Dans les Postes, la direction cherche les moyens d’éviter le blocage total du courrier lors de l’arrêt de quelques services clés, les centres de tri et les transports. Actuellement, elle prospecte les propriétaires de locaux pouvant être disponibles immédiatement en cas de besoin pour y installer des centres de tri parallèles. Un projet de cession à la sous-traitance du service assuré par les « camions jaunes » qui disparaîtraient seulement peu à peu pour éviter des remous. Depuis des années, la Poste s’est forgée ainsi une image du coup par coup dans l’application des restructurations comme en témoignent les innombrables conflits locaux souvent très durs et très longs dans les années écoulées.
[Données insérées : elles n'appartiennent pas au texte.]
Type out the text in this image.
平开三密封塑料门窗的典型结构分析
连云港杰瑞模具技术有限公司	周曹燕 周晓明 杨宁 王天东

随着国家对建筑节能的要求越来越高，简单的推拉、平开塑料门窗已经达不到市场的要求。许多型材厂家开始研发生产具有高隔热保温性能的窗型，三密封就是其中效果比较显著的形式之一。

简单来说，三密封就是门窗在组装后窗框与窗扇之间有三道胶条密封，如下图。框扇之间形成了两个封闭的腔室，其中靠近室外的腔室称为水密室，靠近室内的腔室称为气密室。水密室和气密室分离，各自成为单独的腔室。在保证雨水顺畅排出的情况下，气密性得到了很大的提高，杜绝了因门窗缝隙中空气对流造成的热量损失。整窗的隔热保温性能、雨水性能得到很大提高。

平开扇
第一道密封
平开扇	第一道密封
Dans les grèves de novembre décembre, les centres de tri n’ont débrayé que partiellement parce qu’ils avaient été pris dans une période récente par de tels conflits dont la fin n’a jamais été une franche victoire et qui ont laissé des séquelles pas seulement financières.

Ce qui se passe à EDF-GDF relève aussi de cette pression pour rétablir le rapport de force. Les seules informations concernent le sud de la France et prennent la relève de ce qui a été mentionné lors de la fin de la grève. Trois agents EDF de la centrale atomique de Tricastin, sanctionnés de mises à pied et de mutations d’office pour « atteinte à la sûreté nucléaire » pour avoir le 4 décembre pénétré dans la salle de contrôle de la centrale et empêché les opérateurs de « piloter les installations dans les conditions de vigilance et d’attention requises pour garantir la sûreté nucléaire ». 150 agents manifestaient devant les Prud’hommes de Montélimar qui examinaient le recours contre ces sanctions.

Dans toute la région couverte par l’agence EDF d’Avignon qui couvre plusieurs départements, se déroule en février une petite guerre . La direction régionale a lancé des procédures disciplinaires contre 200 agents sur 850 suite à la grève de décembre. Une des réponses a été ce que la direction appelle un sabotage : le vol des cartes magnétiques servant à faire basculer les fournitures dans les différentes tranches de tarification et à brancher ou débrancher l’éclairage public des villes et villages, ce qui a contraint à reprendre manuellement les opérations complexes confiées alors à des robots.

LES SYNDICATS ONT-ILS DIRIGE LA GRÈVE

OU LA GRÈVE A-T-ELLE DIRIGE LES SYNDICATS ?

« Les accords du passé ne sont plus valables. Pour l’équilibre social, il faut trouver de nouveaux terrains d’entente » (Titre d’un article du Monde, 24 janvier 1996).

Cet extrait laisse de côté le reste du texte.